Major functions of Reinsurance are A) To provide capacity B) Catastrophic Protection C) Stabilize Loss Ratios D) Mechanism to Exit a line of business or Geography E) Share Expertise and F) Financial & Solvency Relief.
Solvency relief reinsurance solution can be with risk transfer or a pure Solvency relief solution with no risk transfer. Pure Solvency Relief solutions are done with very low margin to reinsurers. Normally, cost-benefit analysis is done compared to taking subordinate debt for raising capital. Unless the interest cycle is at the bottom, Pure Solvency Relief Reinsurance Solution always scores over the subordinate debt.
Assume you are a reinsurance broker. A Reinsured approaches you with a Motor portfolio whose loss ratio for 5 years (excluding current year) is between 200% and 250%. However, last year they had taken stringent underwriting steps, and the first 9 months of the current year loss ratio is around 60%.
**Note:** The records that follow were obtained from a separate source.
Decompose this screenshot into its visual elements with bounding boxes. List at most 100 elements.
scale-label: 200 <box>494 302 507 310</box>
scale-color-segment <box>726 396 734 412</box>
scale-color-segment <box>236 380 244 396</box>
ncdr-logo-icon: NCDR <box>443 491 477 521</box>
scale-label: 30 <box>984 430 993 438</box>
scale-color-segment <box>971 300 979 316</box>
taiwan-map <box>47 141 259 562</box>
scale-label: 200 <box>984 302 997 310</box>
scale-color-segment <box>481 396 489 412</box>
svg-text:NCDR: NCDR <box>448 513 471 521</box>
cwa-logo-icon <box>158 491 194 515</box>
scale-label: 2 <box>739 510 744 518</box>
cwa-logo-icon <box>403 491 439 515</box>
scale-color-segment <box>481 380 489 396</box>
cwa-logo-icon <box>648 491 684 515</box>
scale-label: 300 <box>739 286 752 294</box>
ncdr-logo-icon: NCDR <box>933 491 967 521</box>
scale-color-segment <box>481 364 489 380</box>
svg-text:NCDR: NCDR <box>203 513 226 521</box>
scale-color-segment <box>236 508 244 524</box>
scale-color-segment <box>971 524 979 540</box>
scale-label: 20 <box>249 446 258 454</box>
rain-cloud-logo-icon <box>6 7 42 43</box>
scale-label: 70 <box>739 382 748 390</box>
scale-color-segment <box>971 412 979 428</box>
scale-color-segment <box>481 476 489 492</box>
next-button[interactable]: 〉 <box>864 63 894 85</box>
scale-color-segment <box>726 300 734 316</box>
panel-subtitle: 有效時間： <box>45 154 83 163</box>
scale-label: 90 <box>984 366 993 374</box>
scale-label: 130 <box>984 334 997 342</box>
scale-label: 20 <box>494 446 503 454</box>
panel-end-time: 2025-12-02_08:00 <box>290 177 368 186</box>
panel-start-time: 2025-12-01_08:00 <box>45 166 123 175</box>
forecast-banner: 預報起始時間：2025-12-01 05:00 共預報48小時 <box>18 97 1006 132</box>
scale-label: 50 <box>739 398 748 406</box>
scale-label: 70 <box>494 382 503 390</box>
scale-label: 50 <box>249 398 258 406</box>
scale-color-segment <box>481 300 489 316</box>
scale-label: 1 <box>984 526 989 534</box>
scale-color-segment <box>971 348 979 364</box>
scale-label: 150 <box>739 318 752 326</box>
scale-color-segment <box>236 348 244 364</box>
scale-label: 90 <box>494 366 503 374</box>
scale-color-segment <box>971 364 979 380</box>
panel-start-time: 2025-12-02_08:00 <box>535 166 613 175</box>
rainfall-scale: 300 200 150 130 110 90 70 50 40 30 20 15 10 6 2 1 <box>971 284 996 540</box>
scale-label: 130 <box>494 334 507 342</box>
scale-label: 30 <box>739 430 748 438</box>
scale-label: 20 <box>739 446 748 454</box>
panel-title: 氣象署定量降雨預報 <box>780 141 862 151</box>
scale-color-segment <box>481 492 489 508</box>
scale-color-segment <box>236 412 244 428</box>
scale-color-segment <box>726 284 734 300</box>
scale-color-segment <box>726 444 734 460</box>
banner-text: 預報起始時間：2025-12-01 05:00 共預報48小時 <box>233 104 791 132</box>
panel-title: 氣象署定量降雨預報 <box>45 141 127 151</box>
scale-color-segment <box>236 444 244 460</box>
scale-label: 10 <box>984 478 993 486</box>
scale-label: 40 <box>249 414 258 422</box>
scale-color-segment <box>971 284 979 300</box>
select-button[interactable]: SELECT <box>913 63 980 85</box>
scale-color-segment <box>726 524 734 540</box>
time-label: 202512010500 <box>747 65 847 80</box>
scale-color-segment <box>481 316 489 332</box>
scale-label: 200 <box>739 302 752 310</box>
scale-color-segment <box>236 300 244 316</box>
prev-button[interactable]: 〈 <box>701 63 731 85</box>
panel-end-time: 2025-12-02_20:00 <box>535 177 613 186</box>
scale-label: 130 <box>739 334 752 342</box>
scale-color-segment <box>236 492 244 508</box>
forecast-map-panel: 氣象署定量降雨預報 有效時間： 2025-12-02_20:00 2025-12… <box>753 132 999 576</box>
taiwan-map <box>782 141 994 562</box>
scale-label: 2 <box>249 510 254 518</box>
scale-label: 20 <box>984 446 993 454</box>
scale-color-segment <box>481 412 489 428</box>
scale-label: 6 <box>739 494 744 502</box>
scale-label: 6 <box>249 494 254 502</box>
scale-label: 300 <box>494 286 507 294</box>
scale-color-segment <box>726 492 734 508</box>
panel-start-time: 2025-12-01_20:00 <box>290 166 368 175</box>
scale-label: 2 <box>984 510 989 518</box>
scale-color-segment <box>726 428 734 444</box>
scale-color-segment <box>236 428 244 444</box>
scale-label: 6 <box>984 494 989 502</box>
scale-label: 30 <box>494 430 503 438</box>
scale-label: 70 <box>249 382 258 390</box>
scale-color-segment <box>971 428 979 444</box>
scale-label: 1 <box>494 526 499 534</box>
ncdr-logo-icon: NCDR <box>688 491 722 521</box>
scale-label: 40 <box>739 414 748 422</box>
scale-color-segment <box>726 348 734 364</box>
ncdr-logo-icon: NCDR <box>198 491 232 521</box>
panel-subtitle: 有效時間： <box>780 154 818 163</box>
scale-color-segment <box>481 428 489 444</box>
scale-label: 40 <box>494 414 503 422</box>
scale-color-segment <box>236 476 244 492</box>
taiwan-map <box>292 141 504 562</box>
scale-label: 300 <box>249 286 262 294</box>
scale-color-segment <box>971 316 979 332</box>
As a broker you know that no reinsurer will accept this portfolio since past has been very bad and current year is not yet fully developed.
Reinsured tells you that they are confident about their underwriting changes and they can easily bring the loss ratio under control. They are not expecting any risk transfer to Reinsurers. They just want a pure Solvency Relief Reinsurance solution.
I would request the reinsurance professionals to think what would be the appropriate Reinsurance solution.
One aspect to note is that some Insurance regulators are not comfortable and do not approve any Reinsurance solution which does not have adequate Risk Transfer. So, you have to assume that the Reinsured is under an Insurance Regulator who is open to Pure Solvency Relief solutions with nil risk transfer.